Elegantly carved jade stand lidded vase, with a conical lid. A baluster form, with a large midsection, flanked two archaic qilin mask ears handles stick out with ring on the neck. The neck of the vase is vaulted upward from the voluptuous bottom half to form a circular opening. Protruding from the neck is two Fu-lion head handles with their tongue forming the grip. Free hanging jade rings are entrapped by the Fu-lion tongue. The lion is usually depicted resting on the ground with forefeet pointing outward and is mostly associated with Buddhism. At entrances to temples the lion on the right is male and holds a ball in its paw while the left lion is female and holds a cub. A pair of lions symbolize happiness and wish for a prosperous career. The number of curls of hair on the lion's mane used to be a measure of seniority, a high official would have up to 13 coils of hair on lion statues outside his home. A lion was also the emblem of some grades of official. Two lions and a ruyi symbolizes a wish for everything to go as desired (shi shi ru yi). A translucent stone that has a cream color with varying inclusions throughout. The jade is extremely well carved giving it an aura of splendor. The jade shows finely polished moist milky appearance, with beautiful natural inclusion of milky-white tones.

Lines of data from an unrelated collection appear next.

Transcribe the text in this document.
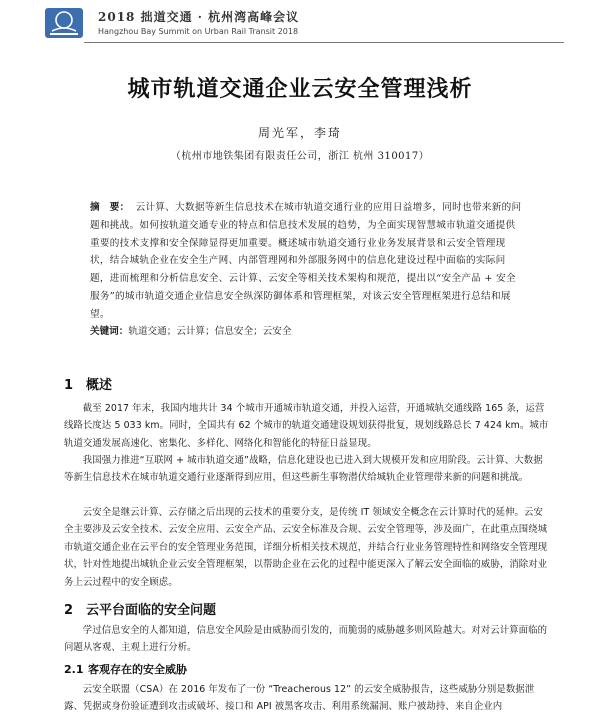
2018 拙道交通 · 杭州湾高峰会议
Hangzhou Bay Summit on Urban Rail Transit 2018
城市轨道交通企业云安全管理浅析
周光军，李琦
（杭州市地铁集团有限责任公司，浙江 杭州 310017）
摘　要： 云计算、大数据等新生信息技术在城市轨道交通行业的应用日益增多，同时也带来新的问题和挑战。如何按轨道交通专业的特点和信息技术发展的趋势，为全面实现智慧城市轨道交通提供重要的技术支撑和安全保障显得更加重要。概述城市轨道交通行业业务发展背景和云安全管理现状，结合城轨企业在安全生产网、内部管理网和外部服务网中的信息化建设过程中面临的实际问题，进而梳理和分析信息安全、云计算、云安全等相关技术架构和规范，提出以“安全产品 + 安全服务”的城市轨道交通企业信息安全纵深防御体系和管理框架，对该云安全管理框架进行总结和展望。
关键词：轨道交通；云计算；信息安全；云安全
1 概述
截至 2017 年末，我国内地共计 34 个城市开通城市轨道交通，并投入运营，开通城轨交通线路 165 条，运营线路长度达 5 033 km。同时，全国共有 62 个城市的轨道交通建设规划获得批复，规划线路总长 7 424 km。城市轨道交通发展高速化、密集化、多样化、网络化和智能化的特征日益显现。
我国强力推进“互联网 + 城市轨道交通”战略，信息化建设也已进入到大规模开发和应用阶段。云计算、大数据等新生信息技术在城市轨道交通行业逐渐得到应用，但这些新生事物潜伏给城轨企业管理带来新的问题和挑战。
云安全是继云计算、云存储之后出现的云技术的重要分支，是传统 IT 领域安全概念在云计算时代的延伸。云安全主要涉及云安全技术、云安全应用、云安全产品、云安全标准及合规、云安全管理等，涉及面广，在此重点围绕城市轨道交通企业在云平台的安全管理业务范围，详细分析相关技术规范，并结合行业业务管理特性和网络安全管理现状，针对性地提出城轨企业云安全管理框架，以帮助企业在云化的过程中能更深入了解云安全面临的威胁，消除对业务上云过程中的安全顾虑。
2 云平台面临的安全问题
学过信息安全的人都知道，信息安全风险是由威胁而引发的，而脆弱的威胁越多则风险越大。对对云计算面临的问题从客观、主观上进行分析。
2.1 客观存在的安全威胁
云安全联盟（CSA）在 2016 年发布了一份 “Treacherous 12” 的云安全威胁报告，这些威胁分别是数据泄露、凭据或身份验证遭到攻击或破坏、接口和 API 被黑客攻击、利用系统漏洞、账户被劫持、来自企业内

Measurements: 184.15mm H x 86.82mm W
Stand: 31.60mm H
Jade, as a stone, has five virtues. Its glossiness and warmth is like benevolence. Because inside and outside is the same, so that knowing the outside one knows the inside, this may be likened to righteousness. Its far-reaching sound (when struck) may be heard from afar, like wisdom. It is not easily bent, but can be broken, which may be likened to courage. Jade can be sharpened, but not to the point where it can injure people, this quality is like self-regulation or restraint.